I do not agree with the hon. Gentleman. He still has not made the case. The Bill will put tax liability back where it would be in the absence of the transfer pricing rules. That is sufficient to ensure that transfer pricing changes do not adversely affect securitisation. There is no need to go any further, as the amendment seeks to do, which is why I ask the Committee to reject it.
It has been useful to table these probing amendments to try to elicit from the Minister a greater understanding of the Government's thinking. The benefits that might accrue in these circumstances are limited. The hon. Member for Torridge and West Devon has rightly added to the issue by trying to tease that out. While I understand that in one or two circumstances there is a legitimate risk about which the Revenue may have concerns, I am not entirely convinced by the Minister's argument as to the distinction between disadvantaged and other parties being able to participate or about the potential retrospectivity of the elections being revoked. That is a cause for concern.
This will be only the beginning of the debate on the securitisation. The Minister has not responded thoroughly enough to the wrinkles and problems addressed by the amendments, but they are probing amendments and I will not press them to a vote.
Amendment agreed to.
I beg to move amendment No. 80, in
clause 36, page 41, line 14, at end add—
'(4) After paragraph 7C insert—
''Guarantees etc: election to discharge tax liability instead of making balancing payments
7D (1) This paragraph applies where the following conditions are satisfied—
(a) both of the affected persons are companies,
(b) the circumstances are as described in paragraph 6(1) above,
(c) the actual provision falls within paragraph 1B(1) above.
(2) Sub-paragraphs (2) to (8) of paragraph 7B above apply in a case where this paragraph applies as they apply in a case where that paragraph applies, but with the modifications in sub-paragraphs (3) and (4) below.
(3) The relevant security is the security in paragraph 1B(1)(a) above.
(4) In sub-paragraph (4) (nature of the election)—
(a) for ''paragraph 7A above'' substitute ''paragraph 7C below'';
(b) for ''paragraph 1A'', in both places, substitute ''paragraph 1B''.''.'.

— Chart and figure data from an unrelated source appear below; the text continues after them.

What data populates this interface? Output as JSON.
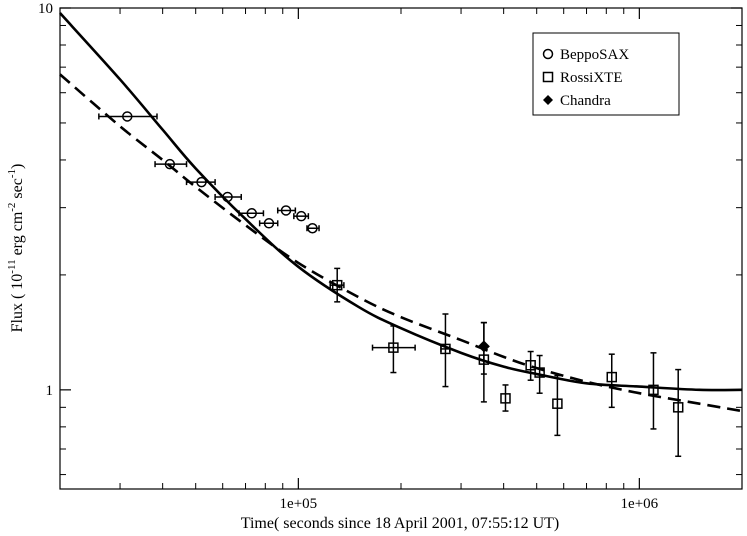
{
  "chart_data": {
    "type": "scatter",
    "xlabel": "Time( seconds since 18 April 2001, 07:55:12 UT)",
    "ylabel": {
      "prefix": "Flux ( 10",
      "exp1": "-11",
      "mid1": " erg cm",
      "exp2": "-2",
      "mid2": " sec",
      "exp3": "-1",
      "suffix": ")"
    },
    "x_scale": "log",
    "y_scale": "log",
    "xlim": [
      20000,
      2000000
    ],
    "ylim": [
      0.55,
      10
    ],
    "x_ticks": [
      {
        "value": 100000,
        "label": "1e+05"
      },
      {
        "value": 1000000,
        "label": "1e+06"
      }
    ],
    "y_ticks": [
      {
        "value": 1,
        "label": "1"
      },
      {
        "value": 10,
        "label": "10"
      }
    ],
    "grid": false,
    "legend_position": "top-right",
    "legend": [
      {
        "name": "BeppoSAX",
        "marker": "circle"
      },
      {
        "name": "RossiXTE",
        "marker": "square"
      },
      {
        "name": "Chandra",
        "marker": "diamond"
      }
    ],
    "series": [
      {
        "name": "BeppoSAX",
        "marker": "circle",
        "points": [
          {
            "x": 31500,
            "y": 5.2,
            "xerr": [
              26000,
              38500
            ]
          },
          {
            "x": 42000,
            "y": 3.9,
            "xerr": [
              38000,
              47000
            ]
          },
          {
            "x": 52000,
            "y": 3.5,
            "xerr": [
              47000,
              57000
            ]
          },
          {
            "x": 62000,
            "y": 3.2,
            "xerr": [
              57000,
              68000
            ]
          },
          {
            "x": 73000,
            "y": 2.9,
            "xerr": [
              67000,
              79000
            ]
          },
          {
            "x": 82000,
            "y": 2.73,
            "xerr": [
              77000,
              87000
            ]
          },
          {
            "x": 92000,
            "y": 2.95,
            "xerr": [
              87000,
              98000
            ]
          },
          {
            "x": 102000,
            "y": 2.85,
            "xerr": [
              97000,
              107000
            ]
          },
          {
            "x": 110000,
            "y": 2.65,
            "xerr": [
              106000,
              115000
            ]
          }
        ]
      },
      {
        "name": "RossiXTE",
        "marker": "square",
        "points": [
          {
            "x": 130000,
            "y": 1.88,
            "xerr": [
              124000,
              136000
            ],
            "yerr": [
              1.7,
              2.08
            ]
          },
          {
            "x": 190000,
            "y": 1.29,
            "xerr": [
              165000,
              220000
            ],
            "yerr": [
              1.11,
              1.47
            ]
          },
          {
            "x": 270000,
            "y": 1.28,
            "xerr": [
              262000,
              278000
            ],
            "yerr": [
              1.02,
              1.58
            ]
          },
          {
            "x": 350000,
            "y": 1.2,
            "yerr": [
              0.93,
              1.5
            ]
          },
          {
            "x": 405000,
            "y": 0.95,
            "yerr": [
              0.88,
              1.03
            ]
          },
          {
            "x": 480000,
            "y": 1.16,
            "yerr": [
              1.06,
              1.26
            ]
          },
          {
            "x": 510000,
            "y": 1.11,
            "yerr": [
              0.98,
              1.23
            ]
          },
          {
            "x": 575000,
            "y": 0.92,
            "yerr": [
              0.76,
              1.09
            ]
          },
          {
            "x": 830000,
            "y": 1.08,
            "yerr": [
              0.9,
              1.24
            ]
          },
          {
            "x": 1100000,
            "y": 1.0,
            "yerr": [
              0.79,
              1.25
            ]
          },
          {
            "x": 1300000,
            "y": 0.9,
            "yerr": [
              0.67,
              1.13
            ]
          }
        ]
      },
      {
        "name": "Chandra",
        "marker": "diamond",
        "points": [
          {
            "x": 350000,
            "y": 1.3,
            "yerr": [
              1.1,
              1.5
            ]
          }
        ]
      }
    ],
    "curves": [
      {
        "style": "solid",
        "points": [
          [
            20000,
            9.7
          ],
          [
            30000,
            6.5
          ],
          [
            40000,
            4.8
          ],
          [
            50000,
            3.8
          ],
          [
            70000,
            2.8
          ],
          [
            100000,
            2.1
          ],
          [
            150000,
            1.65
          ],
          [
            200000,
            1.45
          ],
          [
            300000,
            1.25
          ],
          [
            400000,
            1.15
          ],
          [
            500000,
            1.1
          ],
          [
            700000,
            1.04
          ],
          [
            1000000,
            1.02
          ],
          [
            1500000,
            1.0
          ],
          [
            2000000,
            1.0
          ]
        ]
      },
      {
        "style": "dashed",
        "points": [
          [
            20000,
            6.7
          ],
          [
            30000,
            4.9
          ],
          [
            40000,
            4.0
          ],
          [
            50000,
            3.4
          ],
          [
            70000,
            2.7
          ],
          [
            100000,
            2.15
          ],
          [
            150000,
            1.75
          ],
          [
            200000,
            1.55
          ],
          [
            300000,
            1.35
          ],
          [
            400000,
            1.22
          ],
          [
            500000,
            1.14
          ],
          [
            700000,
            1.05
          ],
          [
            1000000,
            0.98
          ],
          [
            1500000,
            0.92
          ],
          [
            2000000,
            0.88
          ]
        ]
      }
    ]
  }
}
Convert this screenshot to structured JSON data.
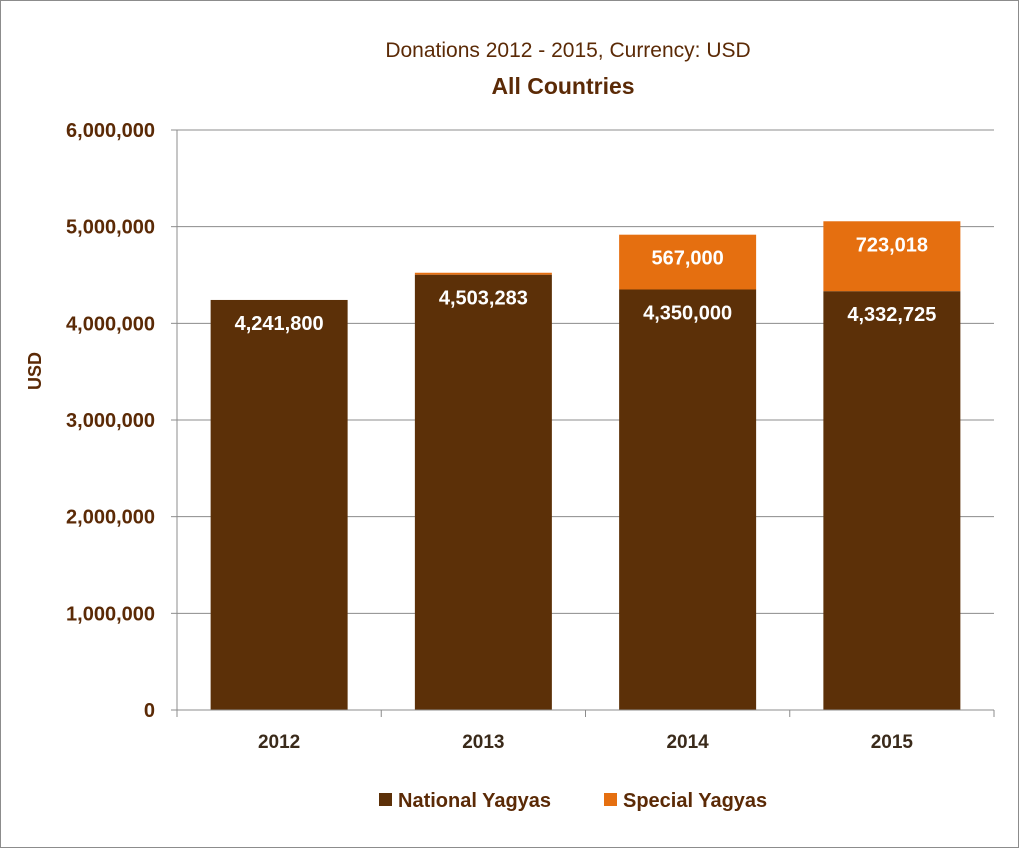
{
  "chart_data": {
    "type": "bar",
    "stacked": true,
    "title": "Donations 2012 - 2015, Currency: USD",
    "subtitle": "All Countries",
    "xlabel": "",
    "ylabel": "USD",
    "ylim": [
      0,
      6000000
    ],
    "yticks": [
      0,
      1000000,
      2000000,
      3000000,
      4000000,
      5000000,
      6000000
    ],
    "ytick_labels": [
      "0",
      "1,000,000",
      "2,000,000",
      "3,000,000",
      "4,000,000",
      "5,000,000",
      "6,000,000"
    ],
    "categories": [
      "2012",
      "2013",
      "2014",
      "2015"
    ],
    "series": [
      {
        "name": "National Yagyas",
        "color": "#5c3008",
        "values": [
          4241800,
          4503283,
          4350000,
          4332725
        ],
        "data_labels": [
          "4,241,800",
          "4,503,283",
          "4,350,000",
          "4,332,725"
        ]
      },
      {
        "name": "Special Yagyas",
        "color": "#e56f10",
        "values": [
          0,
          20000,
          567000,
          723018
        ],
        "data_labels": [
          "",
          "",
          "567,000",
          "723,018"
        ]
      }
    ],
    "grid": true,
    "legend_position": "bottom"
  }
}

The amendment extends the range of circumstances in which special provisions for securitisation may apply. It is made following representations received since the publication of the Bill. Thin capitalisation restrictions can apply to loans made between two connected companies or they can apply to loans from independent lenders if the loan is guaranteed by a connected company.

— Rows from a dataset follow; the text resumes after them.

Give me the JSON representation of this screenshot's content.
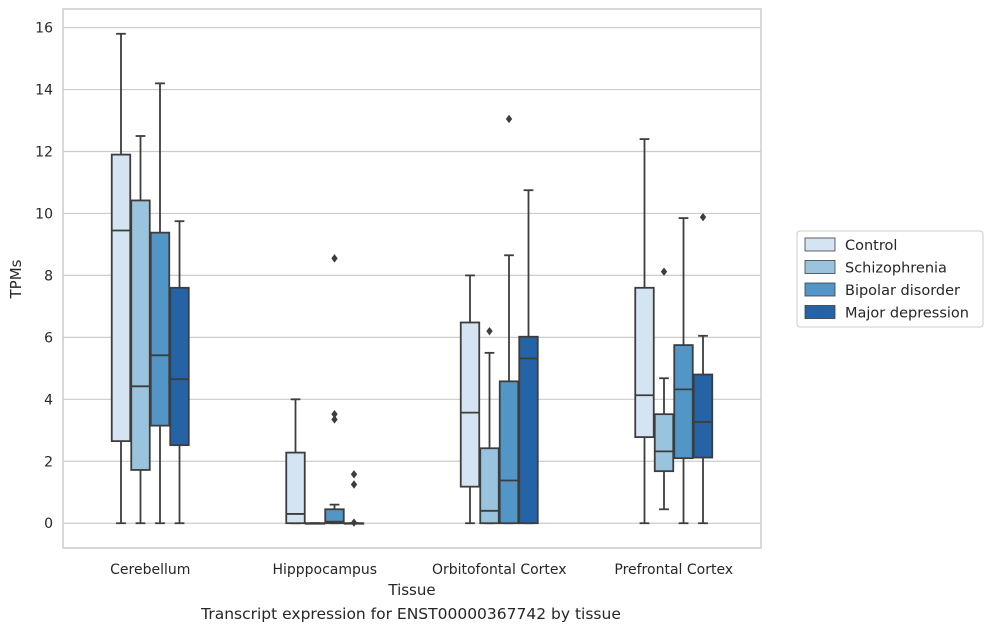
{
  "caption": "Transcript expression for ENST00000367742 by tissue",
  "colors": {
    "series": [
      "#d4e4f2",
      "#9ac4dd",
      "#5296c7",
      "#2563a7"
    ],
    "line": "#3d3d3d",
    "grid": "#cccccc",
    "frame": "#cccccc"
  },
  "chart_data": {
    "type": "boxplot",
    "title": "",
    "xlabel": "Tissue",
    "ylabel": "TPMs",
    "ylim": [
      -0.8,
      16.6
    ],
    "yticks": [
      0,
      2,
      4,
      6,
      8,
      10,
      12,
      14,
      16
    ],
    "grid": "horizontal",
    "legend_position": "right",
    "categories": [
      "Cerebellum",
      "Hipppocampus",
      "Orbitofontal Cortex",
      "Prefrontal Cortex"
    ],
    "series": [
      {
        "name": "Control",
        "boxes": [
          {
            "whislo": 0,
            "q1": 2.65,
            "med": 9.45,
            "q3": 11.9,
            "whishi": 15.8,
            "fliers": []
          },
          {
            "whislo": 0,
            "q1": 0,
            "med": 0.3,
            "q3": 2.28,
            "whishi": 4.0,
            "fliers": []
          },
          {
            "whislo": 0,
            "q1": 1.18,
            "med": 3.57,
            "q3": 6.48,
            "whishi": 8.0,
            "fliers": []
          },
          {
            "whislo": 0,
            "q1": 2.78,
            "med": 4.13,
            "q3": 7.6,
            "whishi": 12.4,
            "fliers": []
          }
        ]
      },
      {
        "name": "Schizophrenia",
        "boxes": [
          {
            "whislo": 0,
            "q1": 1.72,
            "med": 4.42,
            "q3": 10.42,
            "whishi": 12.5,
            "fliers": []
          },
          {
            "whislo": 0,
            "q1": 0,
            "med": 0,
            "q3": 0,
            "whishi": 0,
            "fliers": []
          },
          {
            "whislo": 0,
            "q1": 0,
            "med": 0.4,
            "q3": 2.42,
            "whishi": 5.5,
            "fliers": [
              6.2
            ]
          },
          {
            "whislo": 0.45,
            "q1": 1.68,
            "med": 2.32,
            "q3": 3.52,
            "whishi": 4.68,
            "fliers": [
              8.12
            ]
          }
        ]
      },
      {
        "name": "Bipolar disorder",
        "boxes": [
          {
            "whislo": 0,
            "q1": 3.15,
            "med": 5.42,
            "q3": 9.38,
            "whishi": 14.2,
            "fliers": []
          },
          {
            "whislo": 0,
            "q1": 0,
            "med": 0.05,
            "q3": 0.45,
            "whishi": 0.6,
            "fliers": [
              8.55,
              3.52,
              3.35
            ]
          },
          {
            "whislo": 0,
            "q1": 0,
            "med": 1.38,
            "q3": 4.58,
            "whishi": 8.65,
            "fliers": [
              13.05
            ]
          },
          {
            "whislo": 0,
            "q1": 2.1,
            "med": 4.32,
            "q3": 5.75,
            "whishi": 9.85,
            "fliers": []
          }
        ]
      },
      {
        "name": "Major depression",
        "boxes": [
          {
            "whislo": 0,
            "q1": 2.52,
            "med": 4.65,
            "q3": 7.6,
            "whishi": 9.75,
            "fliers": []
          },
          {
            "whislo": 0,
            "q1": 0,
            "med": 0,
            "q3": 0,
            "whishi": 0,
            "fliers": [
              1.58,
              1.25,
              0.02
            ]
          },
          {
            "whislo": 0,
            "q1": 0,
            "med": 5.32,
            "q3": 6.02,
            "whishi": 10.75,
            "fliers": []
          },
          {
            "whislo": 0,
            "q1": 2.12,
            "med": 3.27,
            "q3": 4.8,
            "whishi": 6.05,
            "fliers": [
              9.88
            ]
          }
        ]
      }
    ]
  }
}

The Bill allows a securitisation rule to apply only where a transfer pricing adjustment is made to a loan made between two connected companies, and not to guaranteed loans. As I said, the amendment has been tabled following representations made since the Bill was published. Those representations concern circumstances in which thin capitalisation rules might apply to a guaranteed loan from an independent lender in the context of a securitisation, and might affect the rating of bonds issued under the securitisation. The amendment will allow the special rule to apply to such a loan, subject to the other conditions in the clause. The amendment therefore provides further protection for existing and future financing arrangements, and I commend it to the Committee.
Amendment agreed to.
Clause 36, as amended, ordered to stand part of the Bill.